The caption is good. After that, I asked if there is a 100g variation for this product and I got:

This is not true, there is a 100g option that is clearly visible.

Following that, I took a screenshot of the section of the web page that has the multiple options. Then I asked chatGPT to generate a caption. This section has a friendlier aspect ratio ~2:1.

chatGPT got it right this time. It has identified that there is a 100g option priced at £13.99. I think this shows that MLLMs are good at handling images with an aspect ratio close to 1:1 with minimum downscaling.

Gemini

Let’s now look at how Gemini responds to the prompt “describe this image” given the webpage screenshot.

This isn’t good. This is a product page about green tea not kitchen hardware… For the sake of evaluation, I also prompted Gemini with “Is there are 100g option?”

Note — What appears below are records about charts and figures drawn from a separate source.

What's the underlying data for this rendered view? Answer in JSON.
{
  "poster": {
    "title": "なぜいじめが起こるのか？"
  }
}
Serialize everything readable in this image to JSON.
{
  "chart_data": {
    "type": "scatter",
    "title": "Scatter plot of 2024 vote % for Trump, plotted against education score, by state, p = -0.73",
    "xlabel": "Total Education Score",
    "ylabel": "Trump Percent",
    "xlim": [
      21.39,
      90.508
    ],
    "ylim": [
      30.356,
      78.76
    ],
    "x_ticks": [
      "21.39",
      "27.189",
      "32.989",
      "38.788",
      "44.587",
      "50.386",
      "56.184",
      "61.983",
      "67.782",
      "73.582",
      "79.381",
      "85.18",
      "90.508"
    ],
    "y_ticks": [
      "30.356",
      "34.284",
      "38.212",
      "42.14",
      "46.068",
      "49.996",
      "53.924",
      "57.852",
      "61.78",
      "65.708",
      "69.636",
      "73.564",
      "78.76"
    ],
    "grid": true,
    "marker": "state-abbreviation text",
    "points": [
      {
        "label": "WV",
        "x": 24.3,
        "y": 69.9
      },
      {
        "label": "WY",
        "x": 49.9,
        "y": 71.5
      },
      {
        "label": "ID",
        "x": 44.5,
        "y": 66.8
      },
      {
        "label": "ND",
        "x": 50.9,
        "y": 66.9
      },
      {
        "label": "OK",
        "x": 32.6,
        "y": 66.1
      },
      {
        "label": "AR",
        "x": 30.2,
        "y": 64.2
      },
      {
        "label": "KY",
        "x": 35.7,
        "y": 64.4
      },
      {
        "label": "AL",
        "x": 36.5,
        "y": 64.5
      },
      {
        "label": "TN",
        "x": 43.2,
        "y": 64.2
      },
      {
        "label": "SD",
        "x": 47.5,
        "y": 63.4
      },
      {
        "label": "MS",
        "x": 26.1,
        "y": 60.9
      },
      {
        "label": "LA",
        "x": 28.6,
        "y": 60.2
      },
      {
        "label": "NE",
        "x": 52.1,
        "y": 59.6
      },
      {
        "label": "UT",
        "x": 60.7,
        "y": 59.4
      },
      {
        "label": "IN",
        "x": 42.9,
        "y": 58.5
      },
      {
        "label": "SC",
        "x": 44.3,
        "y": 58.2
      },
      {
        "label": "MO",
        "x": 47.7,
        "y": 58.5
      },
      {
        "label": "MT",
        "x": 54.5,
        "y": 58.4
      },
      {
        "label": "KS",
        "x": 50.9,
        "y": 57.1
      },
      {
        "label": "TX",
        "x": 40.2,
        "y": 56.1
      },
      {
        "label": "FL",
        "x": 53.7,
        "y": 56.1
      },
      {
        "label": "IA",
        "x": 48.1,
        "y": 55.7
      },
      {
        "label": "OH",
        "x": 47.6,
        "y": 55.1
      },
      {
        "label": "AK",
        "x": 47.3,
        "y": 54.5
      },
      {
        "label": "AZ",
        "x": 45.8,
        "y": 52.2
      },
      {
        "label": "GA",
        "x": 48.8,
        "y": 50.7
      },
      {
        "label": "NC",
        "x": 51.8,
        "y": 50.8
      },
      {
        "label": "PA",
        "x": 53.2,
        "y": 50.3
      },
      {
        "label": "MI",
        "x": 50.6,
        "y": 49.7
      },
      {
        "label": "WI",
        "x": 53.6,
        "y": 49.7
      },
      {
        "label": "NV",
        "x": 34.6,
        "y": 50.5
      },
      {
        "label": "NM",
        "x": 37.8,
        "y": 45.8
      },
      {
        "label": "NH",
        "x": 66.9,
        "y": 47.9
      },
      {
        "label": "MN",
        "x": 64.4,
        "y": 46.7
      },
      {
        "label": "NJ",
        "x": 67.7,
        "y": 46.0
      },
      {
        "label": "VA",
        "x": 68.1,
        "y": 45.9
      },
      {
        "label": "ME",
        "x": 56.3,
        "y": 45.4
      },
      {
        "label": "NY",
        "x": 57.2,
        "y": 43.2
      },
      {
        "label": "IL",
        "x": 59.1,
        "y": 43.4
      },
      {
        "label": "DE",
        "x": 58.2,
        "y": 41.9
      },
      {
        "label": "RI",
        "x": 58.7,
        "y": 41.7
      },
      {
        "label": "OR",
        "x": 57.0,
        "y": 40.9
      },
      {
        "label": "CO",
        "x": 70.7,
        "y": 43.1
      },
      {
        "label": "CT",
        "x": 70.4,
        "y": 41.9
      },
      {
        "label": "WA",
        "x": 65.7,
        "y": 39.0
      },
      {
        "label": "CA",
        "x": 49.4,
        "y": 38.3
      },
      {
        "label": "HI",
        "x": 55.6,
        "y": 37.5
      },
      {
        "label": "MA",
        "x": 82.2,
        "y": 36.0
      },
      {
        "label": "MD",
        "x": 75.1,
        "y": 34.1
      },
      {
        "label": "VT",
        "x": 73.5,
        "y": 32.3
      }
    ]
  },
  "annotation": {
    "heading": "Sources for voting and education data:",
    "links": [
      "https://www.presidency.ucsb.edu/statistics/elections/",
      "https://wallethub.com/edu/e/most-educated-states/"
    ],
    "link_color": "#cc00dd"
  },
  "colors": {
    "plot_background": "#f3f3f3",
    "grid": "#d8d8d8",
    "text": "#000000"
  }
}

Gemini couldn’t answer my question. I then took a screenshot of the section with multiple weight options and a friendlier aspect ratio.

Similarly to GPT-4V, This also worked well. However, it shows that Gemini is not good at dealing with images that have an odd aspect ratios like web page screenshots.

GPT-4V API AND IMAGE CHUNKING

The examples above were carried out using chatGPT and Gemini’s web app. I also tried to do the same via the GPT-4V API with the high fidelity flag setup. The documentation recommends:

For high res mode, the short side of the image should be less than 768px and the long side should be less than 2,000px.

As suggested, I downscaled the image from 3840×20294 to 387×2048. After that, I encoded the image to base64 and fed it to the model alongside the prompt “Is there a 100g option?”.

https://platform.openai.com/docs/guides/vision/managing-images

This is the model’s response:

Unsurprisingly, downscaling makes large images loose too much signal so the model is not able to answer our prompt. How do we solve this? Similarly to RAG’s chunking, we can also chunk images. For this particular example, I chunked the screenshot into 7 chunks. Then, I downscaled each image as per OAI requirements. Each chunk is 1017×768. GPT-4V can handle multiple image inputs:

The Chat Completions API is capable of taking in and processing multiple image inputs in both base64 encoded format or as an image URL. The model will process each image and use the information from all of them to answer the question.

OAI Documentation

Therefore all the image chunks can be fed in one request with minimum signal loss alongside a text prompt “Is there are 100g option ?”

This has worked well so it shows that image chunking is a good strategy. Note that to do image chunking, we want to pick a number of chunks that minimises the signal loss when downscaling. This might not be trivial at first and it might be domain specific. For web pages, 5-10 chunks seems to work well across the board.

Overall, the ability to do VQA with existing MLMMs is conditioned by how much signal is preserved when downscaling . I’ll upload the code to do image chunking and post it soon.